Amt des Notenbankpräsidenten
Orbán nominiert den Finanzminister
„Ich habe Mihály Varga für das Amt des Notenbankpräsidenten vorgeschlagen und er hat akzeptiert“, sagte Orbán im üblichen Freitagmorgen-Interview für das öffentlich-rechtliche Radio. Der Vorschlag sei bereits im Parlament. Der Ministerpräsident würdigte seinen Finanzminister als „den Wirtschaftspolitiker und Ökonomen mit dem größten Erfahrungsschatz in Ungarn“.
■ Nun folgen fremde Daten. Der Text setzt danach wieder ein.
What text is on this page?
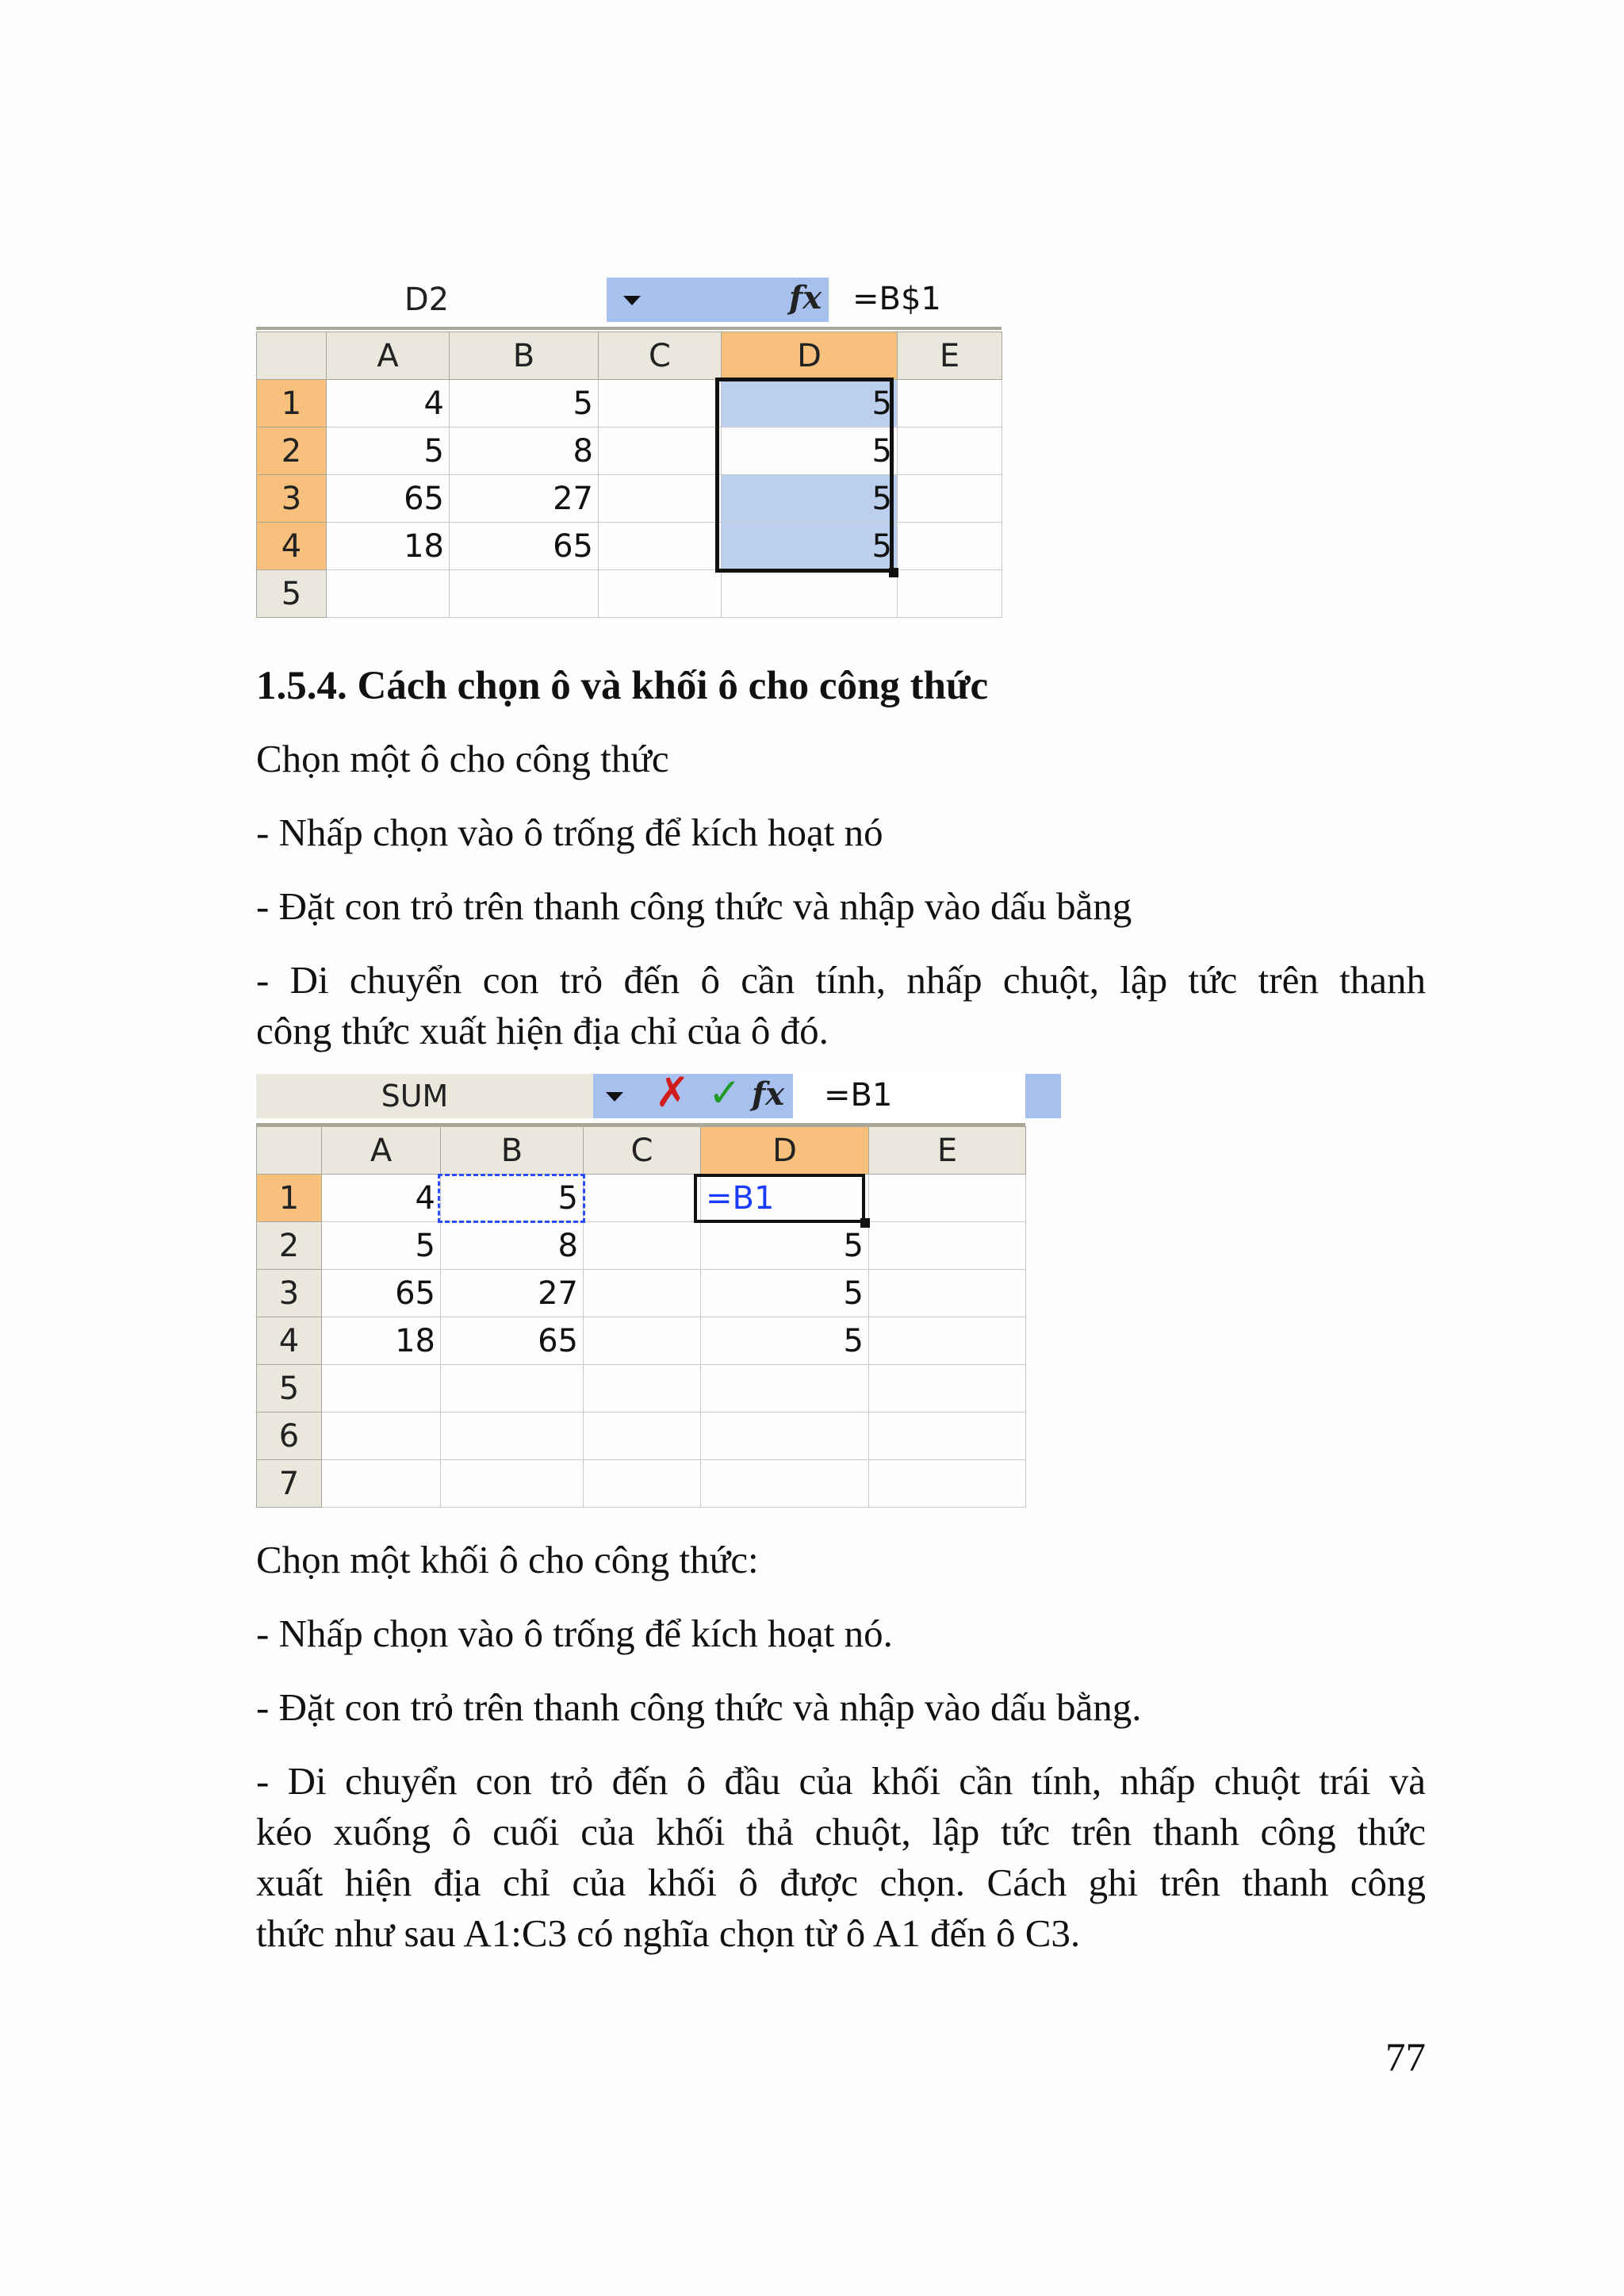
D2	fx =B$1
	A	B	C	D	E
1	4	5		5	
2	5	8		5	
3	65	27		5	
4	18	65		5	
5					
1.5.4. Cách chọn ô và khối ô cho công thức
Chọn một ô cho công thức
- Nhấp chọn vào ô trống để kích hoạt nó
- Đặt con trỏ trên thanh công thức và nhập vào dấu bằng
- Di chuyển con trỏ đến ô cần tính, nhấp chuột, lập tức trên thanh
công thức xuất hiện địa chỉ của ô đó.
SUM	✗ ✓ fx =B1
	A	B	C	D	E
1	4	5		=B1	
2	5	8		5	
3	65	27		5	
4	18	65		5	
5					
6					
7					
Chọn một khối ô cho công thức:
- Nhấp chọn vào ô trống để kích hoạt nó.
- Đặt con trỏ trên thanh công thức và nhập vào dấu bằng.
- Di chuyển con trỏ đến ô đầu của khối cần tính, nhấp chuột trái và
kéo xuống ô cuối của khối thả chuột, lập tức trên thanh công thức
xuất hiện địa chỉ của khối ô được chọn. Cách ghi trên thanh công
thức như sau A1:C3 có nghĩa chọn từ ô A1 đến ô C3.
77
Der für die Nachfolge von György Matolcsy nominierte Finanzminister schrieb in den Sozialmedien, die Bitte des Ministerpräsidenten ehre ihn. Er wolle sich der neuen Herausforderung gerne stellen, um auch in dieser Position für die Stabilität und den Aufstieg Ungarns zu streiten.
Der Technokrat vom Lande
Mihály Varga wurde 1965 in Karcag (Komitat Jász-Nagykun-Szolnok) geboren. Er studierte Binnenhandel an der Budapester Wirtschaftsuniversität (heute: Corvinus-Universität) und arbeitete in den 1990er Jahren bei verschiedenen Unternehmen bzw. gab Stunden an der Handelshochschule Szolnok.
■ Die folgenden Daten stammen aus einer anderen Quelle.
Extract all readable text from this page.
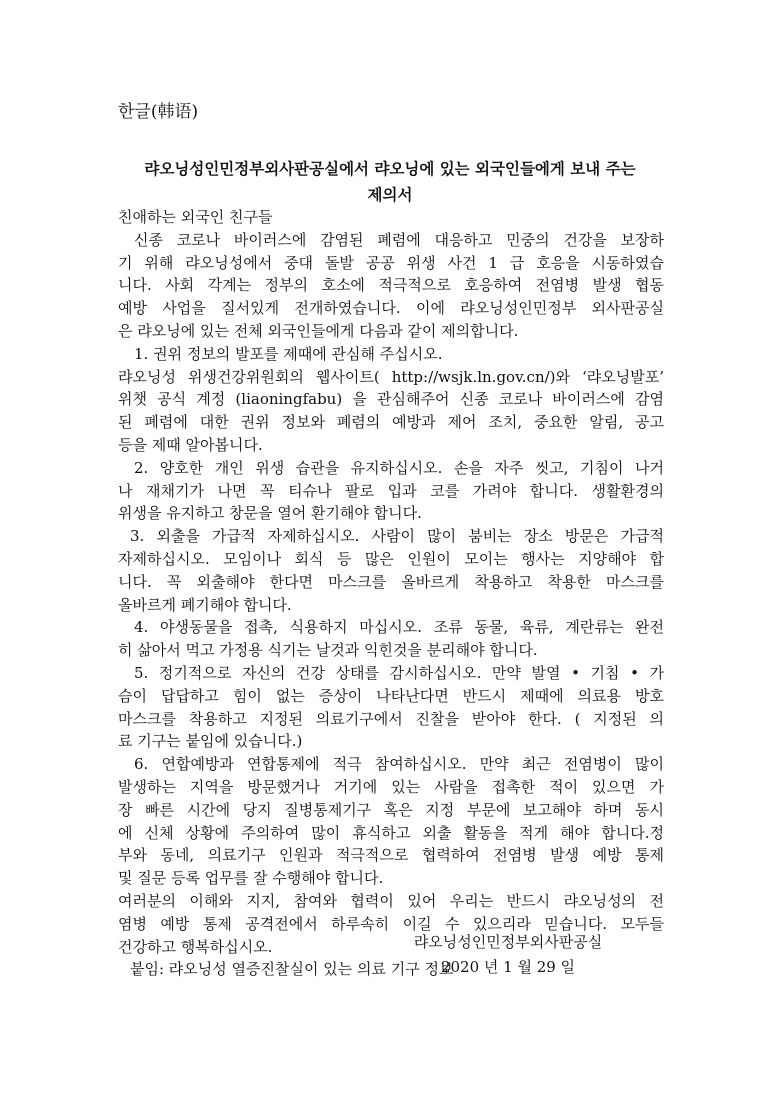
한글(韩语)
랴오닝성인민정부외사판공실에서 랴오닝에 있는 외국인들에게 보내 주는
제의서
친애하는 외국인 친구들
신종 코로나 바이러스에 감염된 폐렴에 대응하고 민중의 건강을 보장하
기 위해 랴오닝성에서 중대 돌발 공공 위생 사건 1 급 호응을 시동하였습
니다. 사회 각계는 정부의 호소에 적극적으로 호응하여 전염병 발생 협동
예방 사업을 질서있게 전개하였습니다. 이에 랴오닝성인민정부 외사판공실
은 랴오닝에 있는 전체 외국인들에게 다음과 같이 제의합니다.
1. 권위 정보의 발포를 제때에 관심해 주십시오.
랴오닝성 위생건강위원회의 웹사이트( http://wsjk.ln.gov.cn/)와 ‘랴오닝발포’
위챗 공식 계정 (liaoningfabu) 을 관심해주어 신종 코로나 바이러스에 감염
된 폐렴에 대한 권위 정보와 폐렴의 예방과 제어 조치, 중요한 알림, 공고
등을 제때 알아봅니다.
2. 양호한 개인 위생 습관을 유지하십시오. 손을 자주 씻고, 기침이 나거
나 재채기가 나면 꼭 티슈나 팔로 입과 코를 가려야 합니다. 생활환경의
위생을 유지하고 창문을 열어 환기해야 합니다.
3. 외출을 가급적 자제하십시오. 사람이 많이 붐비는 장소 방문은 가급적
자제하십시오. 모임이나 회식 등 많은 인원이 모이는 행사는 지양해야 합
니다. 꼭 외출해야 한다면 마스크를 올바르게 착용하고 착용한 마스크를
올바르게 폐기해야 합니다.
4. 야생동물을 접촉, 식용하지 마십시오. 조류 동물, 육류, 계란류는 완전
히 삶아서 먹고 가정용 식기는 날것과 익힌것을 분리해야 합니다.
5. 정기적으로 자신의 건강 상태를 감시하십시오. 만약 발열 • 기침 • 가
슴이 답답하고 힘이 없는 증상이 나타난다면 반드시 제때에 의료용 방호
마스크를 착용하고 지정된 의료기구에서 진찰을 받아야 한다. ( 지정된 의
료 기구는 붙임에 있습니다.)
6. 연합예방과 연합통제에 적극 참여하십시오. 만약 최근 전염병이 많이
발생하는 지역을 방문했거나 거기에 있는 사람을 접촉한 적이 있으면 가
장 빠른 시간에 당지 질병통제기구 혹은 지정 부문에 보고해야 하며 동시
에 신체 상황에 주의하여 많이 휴식하고 외출 활동을 적게 해야 합니다.정
부와 동네, 의료기구 인원과 적극적으로 협력하여 전염병 발생 예방 통제
및 질문 등록 업무를 잘 수행해야 합니다.
여러분의 이해와 지지, 참여와 협력이 있어 우리는 반드시 랴오닝성의 전
염병 예방 통제 공격전에서 하루속히 이길 수 있으리라 믿습니다. 모두들
건강하고 행복하십시오.
붙임: 랴오닝성 열증진찰실이 있는 의료 기구 정보
랴오닝성인민정부외사판공실
2020 년 1 월 29 일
Noch Ende 1988 schloss Varga sich dem Fidesz an, dessen Parteiorganisation im Komitat Szolnok er gründete. Seit 1990 sitzt er für die heutige Regierungspartei im Parlament. Von 1994 bis 2013 war er mit kurzer Unterbrechung als Parteivize tätig. Im Parlament führte er u. a. den Sonderausschuss der sog. Bankenkonsolidierung sowie – erneut in der Opposition – von 2002 bis 2010 den Haushaltsausschuss, während er gleichzeitig Fraktions-Vize des Fidesz war.
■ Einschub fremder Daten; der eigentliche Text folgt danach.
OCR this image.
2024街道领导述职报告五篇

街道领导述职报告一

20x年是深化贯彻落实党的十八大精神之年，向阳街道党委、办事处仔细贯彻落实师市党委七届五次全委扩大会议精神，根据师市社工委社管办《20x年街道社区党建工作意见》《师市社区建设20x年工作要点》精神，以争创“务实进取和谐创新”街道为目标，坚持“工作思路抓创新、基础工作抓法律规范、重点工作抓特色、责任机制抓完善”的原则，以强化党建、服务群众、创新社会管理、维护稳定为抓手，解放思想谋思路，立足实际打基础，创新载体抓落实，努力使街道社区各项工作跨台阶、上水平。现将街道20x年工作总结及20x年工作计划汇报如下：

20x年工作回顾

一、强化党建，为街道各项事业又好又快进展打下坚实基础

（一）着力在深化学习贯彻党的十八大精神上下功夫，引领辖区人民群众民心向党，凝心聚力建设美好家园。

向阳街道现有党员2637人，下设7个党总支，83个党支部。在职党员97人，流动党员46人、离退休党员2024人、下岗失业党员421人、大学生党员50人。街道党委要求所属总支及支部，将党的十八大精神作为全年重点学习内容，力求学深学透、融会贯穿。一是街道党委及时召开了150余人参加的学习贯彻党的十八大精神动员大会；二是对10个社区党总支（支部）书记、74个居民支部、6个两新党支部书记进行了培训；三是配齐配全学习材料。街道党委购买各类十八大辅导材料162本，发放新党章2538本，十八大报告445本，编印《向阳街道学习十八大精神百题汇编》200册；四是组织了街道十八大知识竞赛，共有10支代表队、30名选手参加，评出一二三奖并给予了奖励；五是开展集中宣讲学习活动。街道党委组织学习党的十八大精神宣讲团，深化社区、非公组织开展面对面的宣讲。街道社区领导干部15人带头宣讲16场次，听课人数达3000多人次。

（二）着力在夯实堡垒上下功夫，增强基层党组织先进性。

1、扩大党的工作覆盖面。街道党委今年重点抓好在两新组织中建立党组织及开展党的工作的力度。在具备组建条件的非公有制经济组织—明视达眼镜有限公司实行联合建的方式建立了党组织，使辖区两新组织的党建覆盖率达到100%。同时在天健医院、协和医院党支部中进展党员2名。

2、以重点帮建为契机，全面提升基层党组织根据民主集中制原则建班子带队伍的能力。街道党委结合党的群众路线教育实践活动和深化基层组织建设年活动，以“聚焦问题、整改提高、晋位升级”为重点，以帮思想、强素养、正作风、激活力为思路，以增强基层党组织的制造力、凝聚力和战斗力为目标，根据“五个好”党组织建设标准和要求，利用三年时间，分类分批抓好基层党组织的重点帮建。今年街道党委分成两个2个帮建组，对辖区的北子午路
Zur Zeit der ersten Orbán-Regierung war Varga von Beginn an Staatssekretär im Finanzministerium und wurde 2001 erstmals zum Finanzminister ernannt. In der zweiten Orbán-Regierung bekleidete er ab 2010 zunächst das Amt eines Staatssekretärs im Ministerpräsidentenamt. Mitte 2012 wurde er zum Minister ohne Geschäftsbereich berufen, um nach dem Staatsbankrott der Gyurcsány-Regierung die Gespräche über die Rückzahlung der Beistandskredite von IWF und EU zu führen. Ab März 2013 setzte Varga seine Tätigkeit in der Regierung als Wirtschaftsminister fort – sein Vorgänger Matolcsy wechselte damals an die Spitze der Notenbank. Nach fünf Jahren in diesem Amt machte ihn Orbán in seiner vierten Regierung im Mai 2018 zu seinem Vizepremier, der als Finanzminister zugleich für die Gestaltung der Wirtschaftspolitik verantwortlich zeichnete. Letztere Aufgaben übernahm in der fünften Orbán-Regierung ab Mitte 2022 der vormalige Vizepräsident der MNB, Márton Nagy.
Die vermutlich bessere Wahl
Nagy war 2020 im Streit mit MNB-Präsident Matolcsy aus der Notenbank ausgeschieden; seither vergiftete das persönliche Duell dieser beiden Männer die zuvor herrschende Harmonie in den Schaltzentralen der Wirtschaftspolitik. Zwar hatte Orbán auch Nagy als möglichen Nachfolger von Matolcsy ins Spiel gebracht, Beobachter hielten jedoch gleich aus mehreren Gründen Varga für den Favoriten. Der Finanzminister gilt als nüchterner Technokrat, der die Nationalbank ohne Eskapaden führen wird. Nagy möchte ähnlich wie Matolcsy als Stratege glänzen und verkündet immer neue Pläne – für die Gestaltung der Wirtschaftspolitik wird ihm der Ministerpräsident voraussichtlich bereits ab Januar weitreichende Vollmachten erteilen. Aus dem Blickwinkel des Fachapparats der MNB, dessen Kompetenz unbestritten ist, dürfte der „Quereinsteiger“ Varga zudem angenehmer sein als der „Rückkehrer“ und Matolcsy-Rivale Nagy.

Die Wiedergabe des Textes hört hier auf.